As you can see when this game logic runs the disc has already bounced back so although it’s stuck to the actor it struck, there is a sizable gap between them.

It’s a VR project running at a stable 90 fps so I tried setting the max physics delta time and/or initial avg frame rate to 1/90 ms. Also turned on substepping and async scene, non of them helped.
On the BP side having the tick group on “Post update work” helps a bit, sometimes it’s spot on. However I can’t tell when it actually is so my hackfix (teleporting back to the last known position) is then breaks the whole thing…

Is there a way to keep then in sync cleanly?

To clarify: the yellow dots are a bullet/projectile and the disc is the target that is supposed to get moved back when hit?

Assuming this is correct, what is driving the projectile: UProjectileMovementComponent or are you launching something yourself and letting the physics simulation run it?

Oh no, the dots indicate the path of the disc, ejected from the green spiky thing. It hit the wall at the yellow sphere which I drew as soon as the hit event fired. At that point the gray disc was stopped where you can see now, some distance away from the hit. The red thing is a debug circle, also drawn when the hit occurred, showing the position of the disc the last time the BP ticked. That position also seem off, even if the disc has some thickness. Maybe it’s lagging randomly between 0 and 2 frames…

Ah, okay. I understand now. Would still like to know the answer to the 2nd question: How are you driving the projectile: UProjectileMovementComponent or are you launching something yourself and letting the physics simulation run it?

The disc is a physics mesh with no gravity.

What I failed to understand until now is that no frame or code update is ever executed at the time of impact.

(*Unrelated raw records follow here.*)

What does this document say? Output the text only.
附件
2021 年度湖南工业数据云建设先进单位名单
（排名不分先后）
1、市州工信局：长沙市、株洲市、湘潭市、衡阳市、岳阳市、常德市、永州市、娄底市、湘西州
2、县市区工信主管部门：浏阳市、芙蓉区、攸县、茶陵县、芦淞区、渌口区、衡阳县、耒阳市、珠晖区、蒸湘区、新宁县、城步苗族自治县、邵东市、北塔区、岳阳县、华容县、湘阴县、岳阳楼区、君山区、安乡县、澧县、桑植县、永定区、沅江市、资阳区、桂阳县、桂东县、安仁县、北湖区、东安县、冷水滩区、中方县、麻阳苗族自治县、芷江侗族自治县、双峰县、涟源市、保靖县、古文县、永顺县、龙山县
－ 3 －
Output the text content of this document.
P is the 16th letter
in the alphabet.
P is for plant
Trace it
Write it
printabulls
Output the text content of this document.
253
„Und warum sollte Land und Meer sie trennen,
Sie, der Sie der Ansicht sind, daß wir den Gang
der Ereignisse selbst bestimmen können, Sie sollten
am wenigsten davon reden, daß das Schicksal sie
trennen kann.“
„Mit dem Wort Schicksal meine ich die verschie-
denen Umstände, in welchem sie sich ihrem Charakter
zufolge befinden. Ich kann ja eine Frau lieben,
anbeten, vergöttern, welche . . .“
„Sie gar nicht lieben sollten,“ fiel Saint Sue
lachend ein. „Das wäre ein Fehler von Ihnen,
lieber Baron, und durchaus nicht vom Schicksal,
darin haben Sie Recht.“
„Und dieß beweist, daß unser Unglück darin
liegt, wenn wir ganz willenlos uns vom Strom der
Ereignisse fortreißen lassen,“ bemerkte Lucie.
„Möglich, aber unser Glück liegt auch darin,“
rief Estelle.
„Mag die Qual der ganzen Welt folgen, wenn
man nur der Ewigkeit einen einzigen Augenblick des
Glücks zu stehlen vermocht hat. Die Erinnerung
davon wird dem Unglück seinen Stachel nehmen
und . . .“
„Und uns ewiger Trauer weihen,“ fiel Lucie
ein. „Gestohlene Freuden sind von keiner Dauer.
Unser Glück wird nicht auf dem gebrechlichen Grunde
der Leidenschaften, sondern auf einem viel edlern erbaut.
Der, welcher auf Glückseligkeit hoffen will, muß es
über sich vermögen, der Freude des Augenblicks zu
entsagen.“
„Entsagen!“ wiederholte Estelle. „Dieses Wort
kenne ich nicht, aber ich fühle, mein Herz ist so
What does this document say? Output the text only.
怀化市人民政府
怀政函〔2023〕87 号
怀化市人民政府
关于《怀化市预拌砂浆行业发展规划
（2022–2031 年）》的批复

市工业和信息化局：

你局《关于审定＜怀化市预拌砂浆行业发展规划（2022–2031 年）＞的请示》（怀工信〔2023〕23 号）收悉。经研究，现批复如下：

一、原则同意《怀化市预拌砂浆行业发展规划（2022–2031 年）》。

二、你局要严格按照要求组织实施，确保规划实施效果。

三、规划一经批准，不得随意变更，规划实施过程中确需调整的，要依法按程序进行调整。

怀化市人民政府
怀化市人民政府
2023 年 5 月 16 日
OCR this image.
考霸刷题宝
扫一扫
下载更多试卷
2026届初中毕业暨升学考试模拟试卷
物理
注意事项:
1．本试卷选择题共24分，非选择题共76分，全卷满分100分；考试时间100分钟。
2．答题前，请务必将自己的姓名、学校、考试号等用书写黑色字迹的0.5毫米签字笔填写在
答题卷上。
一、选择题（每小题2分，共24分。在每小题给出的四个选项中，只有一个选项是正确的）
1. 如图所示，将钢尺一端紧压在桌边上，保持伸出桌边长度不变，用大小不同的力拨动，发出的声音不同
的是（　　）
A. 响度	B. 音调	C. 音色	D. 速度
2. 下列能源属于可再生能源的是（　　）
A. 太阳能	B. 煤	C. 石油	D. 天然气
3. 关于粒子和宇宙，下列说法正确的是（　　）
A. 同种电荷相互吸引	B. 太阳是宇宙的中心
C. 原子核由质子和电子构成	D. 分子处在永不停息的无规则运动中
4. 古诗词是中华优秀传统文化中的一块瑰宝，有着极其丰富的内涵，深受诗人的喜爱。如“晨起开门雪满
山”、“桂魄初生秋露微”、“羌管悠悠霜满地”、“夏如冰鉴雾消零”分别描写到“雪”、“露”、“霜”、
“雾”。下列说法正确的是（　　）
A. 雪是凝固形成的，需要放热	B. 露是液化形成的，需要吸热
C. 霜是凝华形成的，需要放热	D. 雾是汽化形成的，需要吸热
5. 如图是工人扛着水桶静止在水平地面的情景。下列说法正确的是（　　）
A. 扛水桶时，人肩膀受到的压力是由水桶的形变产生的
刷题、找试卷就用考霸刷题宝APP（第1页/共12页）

The closest two points in time are the last tick and the hit event, but the actual impact still occurred sometime between them.

The physics engine calculated the fact that a collision happened then calculated the result of the collision (the actor bounced back a bit) and updated the world to reflect that. Unreal was never in a state where the colliding actors were actually touching: no frame showed that, no code was run at that precise time.

If we need the actor location at the time of impact then we have to calculate it. A simple solution is, when the hit event fires, taking the hit location and the closest point to it on the actor’s collider. The difference of the two vectors is how much the actor’s locations needs to be offset to get roughly where is should have been at the collision. Of course this doesn’t take rotation into account so the more the actor spins the less correct this calculation will be so one might need a more elaborate solution.